Read: Kenya targets US investors with tax relief

“The President’s Foreign Policy Doctrine is informed by the fact that despite initiating economic reforms and improving the various foreign direct investment regulatory frameworks – aimed at encouraging commercial activities – Africa still lags other regions of the world when it comes to attraction and retention of FDI,” says an official brief shared by Kenya’s Ministry of Foreign and Diaspora Affairs.

“Although FDI inflow into Africa continues to increase, it is still less than five percent of the global FDI flow.
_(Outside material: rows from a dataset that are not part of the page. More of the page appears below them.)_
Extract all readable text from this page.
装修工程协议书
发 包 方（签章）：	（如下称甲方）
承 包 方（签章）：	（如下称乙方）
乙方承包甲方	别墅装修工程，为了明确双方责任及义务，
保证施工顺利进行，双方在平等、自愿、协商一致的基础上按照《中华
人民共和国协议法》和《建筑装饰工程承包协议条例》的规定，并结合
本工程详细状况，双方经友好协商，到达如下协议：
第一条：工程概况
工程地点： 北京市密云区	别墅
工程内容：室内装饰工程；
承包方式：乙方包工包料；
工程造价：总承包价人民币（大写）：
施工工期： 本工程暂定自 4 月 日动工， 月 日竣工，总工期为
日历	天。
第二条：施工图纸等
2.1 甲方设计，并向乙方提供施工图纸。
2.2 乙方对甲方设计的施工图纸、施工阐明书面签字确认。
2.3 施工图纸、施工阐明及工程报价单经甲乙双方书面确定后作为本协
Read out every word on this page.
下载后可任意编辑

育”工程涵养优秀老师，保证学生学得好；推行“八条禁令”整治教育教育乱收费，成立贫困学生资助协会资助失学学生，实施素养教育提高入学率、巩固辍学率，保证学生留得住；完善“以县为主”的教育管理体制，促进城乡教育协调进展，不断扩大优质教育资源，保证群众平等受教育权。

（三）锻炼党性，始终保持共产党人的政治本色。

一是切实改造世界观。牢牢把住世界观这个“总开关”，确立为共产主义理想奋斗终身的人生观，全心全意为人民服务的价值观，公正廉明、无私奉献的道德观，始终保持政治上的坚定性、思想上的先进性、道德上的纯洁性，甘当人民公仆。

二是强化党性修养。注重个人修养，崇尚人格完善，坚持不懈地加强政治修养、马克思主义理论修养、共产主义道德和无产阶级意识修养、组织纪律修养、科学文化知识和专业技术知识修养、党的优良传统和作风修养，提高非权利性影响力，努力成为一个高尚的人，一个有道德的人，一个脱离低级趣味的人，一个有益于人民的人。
Negative perceptions seem to harm the continent’s and the individual African countries’ ability to attract FDI, with two fundamental challenges often cited by foreign investors; the issues of transport and logistics infrastructure, and the rule of law.”

The Kenyan leader has said he may seek finances to build projects, but has also been asking for cheaper transparent credit, which he argues comes from reforming the credit markets.

“We do not want anything for free…we only want to pay commensurate with our national economies and have our collective resources controlled by a new organisation of equals,” he said in June at the Global Financial Pact Summit in Paris.

Yet Dr Ruto is expected to seek more financing from Beijing for the construction of a major linking highway to neighbouring Uganda, according to officials who spoke to The EastAfrican this week.

The Kenya National Chamber of Commerce and Industry (KNCCI) opened an office in Changsha, the capital of China’s central province of Hunan, in what it said was to tap into growing Sino-Kenyan trade ties.

Read:Kenya opens third embassy in Southeast Asia

“The office will play a critical role in facilitating trade and investment, attracting more investment, promoting visibility and awareness of Kenyan products,” said KNCCI President Erick Rutto.

The KNCCI office is supposed to link up some 600 companies involved in export-import business from China.

Easing business

In India, President Samia, who has also pitched ideas to Qatar and the United Arab Emirates, told business people that her country has established special desks for India with dedicated staff to prioritise and support investors.

“We have agreed to open new avenues of cooperation as well as scaling up our cooperation to a strategic partnership framework,” Samia said in a joint press briefing with Modi in the Indian capital.

Tanzania, she argued, has eased its business procedures, making it easy for investors to inject their capital in key and strategic investments areas, mostly in agriculture, industrial development, import and export trade and information technology.

Tanzania and India agreed to use their local currencies for direct transaction in trade, aiming to reduce the use of US dollars.

A joint statement released after discussions said that both leaders want to expand bilateral trade using local currencies.

Kenya has reached a similar deal.

The Reserve Bank of India cleared the way for trade using the Indian rupee and Tanzanian shilling by allowing authorised banks in India to open Special Rupee Vostro Accounts (SRVA) with Tanzanian banks for transactions. Tanzania’s National Microfinance Bank and National Bank of Commerce will be linked to the Indian banks to facilitate transactions by traders, the Indian High Commission said.